Martes 26-10-2021, XXX del Tiempo Ordinario (Lc 13,18-21)

«Es semejante a un grano de mostaza que un hombre toma y siembra en su huerto». ¡Qué encanto debieron de tener las parábolas de Jesús pronunciadas a la sombra de los árboles, bajo el azul del cielo, rodeados de pájaros y cultivos! En medio del campo esas palabras cobraban vida, con el rumor del viento y el calor del sol. Merece la pena meterse en la escena, sentir la brisa suave, escuchar el trinar de los pajarillos, tocar los arbustos y oler las fragancias de la abundante vegetación. Allí, en plena naturaleza, Jesús compara el reino de Dios a una semilla que un hombre siembra en su huerto. El divino sembrador ha sembrado su semilla en nuestro corazón. San Pablo llama a los cristianos “campo de Dios”; es verdad, nosotros somos un huerto de Dios, que Él siembra con la semilla de su Palabra, riega con la abundancia de su gracia y cuida con su amorosa providencia. Ciertamente, cada uno de nosotros somos una obra maestra de Dios, como aquellos jardines dignos de reyes que rodean los grandes palacios. El Señor ha querido hacer de nuestro corazón un jardín, un huerto en el que poder pasear, como aquel Jardín espléndido por donde paseaba con Adán a la hora de la brisa vespertina en el albor de la humanidad.

«Creció, se hizo un árbol». Una vez plantada y rodeada de los más exquisitos cuidados, la semilla siempre crece. Pero no podemos olvidar que primero crece en lo oculto, bajo tierra, sin ser vista. Y, como todo lo que está vivo, crece muy despacio. Es inútil intentar acelerar el proceso echando más agua, forzando la semilla o estirando el tallo… así sólo conseguiríamos ahogarla o arrancarla. La semilla tiene sus tiempos. Tiene que echar raíces. Porque sólo si sus raíces son profundas y fuertes puede alzarse, desafiando a la lluvia y al viento. Y cuanto más alto sea el árbol, más hondo debe arraigarse en el corazón de la tierra. No debemos olvidar que lo primero que hace la semilla es cavar y ahondar para echar raíces.
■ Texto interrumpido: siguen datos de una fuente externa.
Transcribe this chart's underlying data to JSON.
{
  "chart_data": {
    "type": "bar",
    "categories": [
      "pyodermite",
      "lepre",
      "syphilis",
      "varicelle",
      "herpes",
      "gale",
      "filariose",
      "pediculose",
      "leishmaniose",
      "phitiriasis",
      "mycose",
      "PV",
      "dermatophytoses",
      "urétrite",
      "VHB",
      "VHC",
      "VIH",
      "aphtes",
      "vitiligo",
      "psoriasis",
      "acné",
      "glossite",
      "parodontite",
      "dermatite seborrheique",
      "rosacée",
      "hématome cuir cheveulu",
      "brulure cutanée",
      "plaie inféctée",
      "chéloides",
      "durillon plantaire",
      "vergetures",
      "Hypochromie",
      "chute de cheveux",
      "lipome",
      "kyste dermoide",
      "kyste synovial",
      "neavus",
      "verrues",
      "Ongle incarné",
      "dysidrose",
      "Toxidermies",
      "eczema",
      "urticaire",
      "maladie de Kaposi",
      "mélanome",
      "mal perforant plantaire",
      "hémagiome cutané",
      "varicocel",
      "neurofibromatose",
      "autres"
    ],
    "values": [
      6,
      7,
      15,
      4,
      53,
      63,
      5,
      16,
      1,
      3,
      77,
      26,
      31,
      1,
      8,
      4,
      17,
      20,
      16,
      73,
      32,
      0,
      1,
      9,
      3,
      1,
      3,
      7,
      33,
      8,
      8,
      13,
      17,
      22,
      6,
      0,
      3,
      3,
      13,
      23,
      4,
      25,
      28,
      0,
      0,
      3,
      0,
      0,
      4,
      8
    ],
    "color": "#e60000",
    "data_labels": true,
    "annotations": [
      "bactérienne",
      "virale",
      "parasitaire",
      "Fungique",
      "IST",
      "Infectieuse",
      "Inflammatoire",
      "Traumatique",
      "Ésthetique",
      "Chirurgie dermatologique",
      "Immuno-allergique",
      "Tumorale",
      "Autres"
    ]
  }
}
Pero está claro que la emoción del instante, el cambio permanente o los sentimientos pasajeros no son esas raíces que permiten sostener nuestra vida. Sólo si estamos firmemente arraigados en el Amor de Dios, en la obediencia a su Palabra, en unas virtudes humanas sólidas, en unas convicciones profundas, podremos mantenernos en pie cuando llegue la dificultad.

«Y los pájaros del cielo anidaron en sus ramas». Es verdad, un árbol fuerte y robusto que ha crecido no sólo sirve para hacer más bonito el paisaje. Un árbol sano da frutos sanos, que alimentan a muchos. Además, permite a los pájaros anidar en sus ramas, y descansar allí de sus fatigas. Y los hombres y los animales pueden hallar sombra y cobijo bajo sus hojas. ¡Cuánto vale un buen árbol! Y cuánto puede valer nuestra vida si somos fieles al Señor. Evidentemente, daremos gloria a Dios embelleciendo su precioso y divino Jardín. Pero también, con nuestro ejemplo y nuestra palabra, ofreceremos alimento, cobijo, sombra y descanso a tantos. ¡Qué maravilla, Señor, ser un árbol de tu jardín!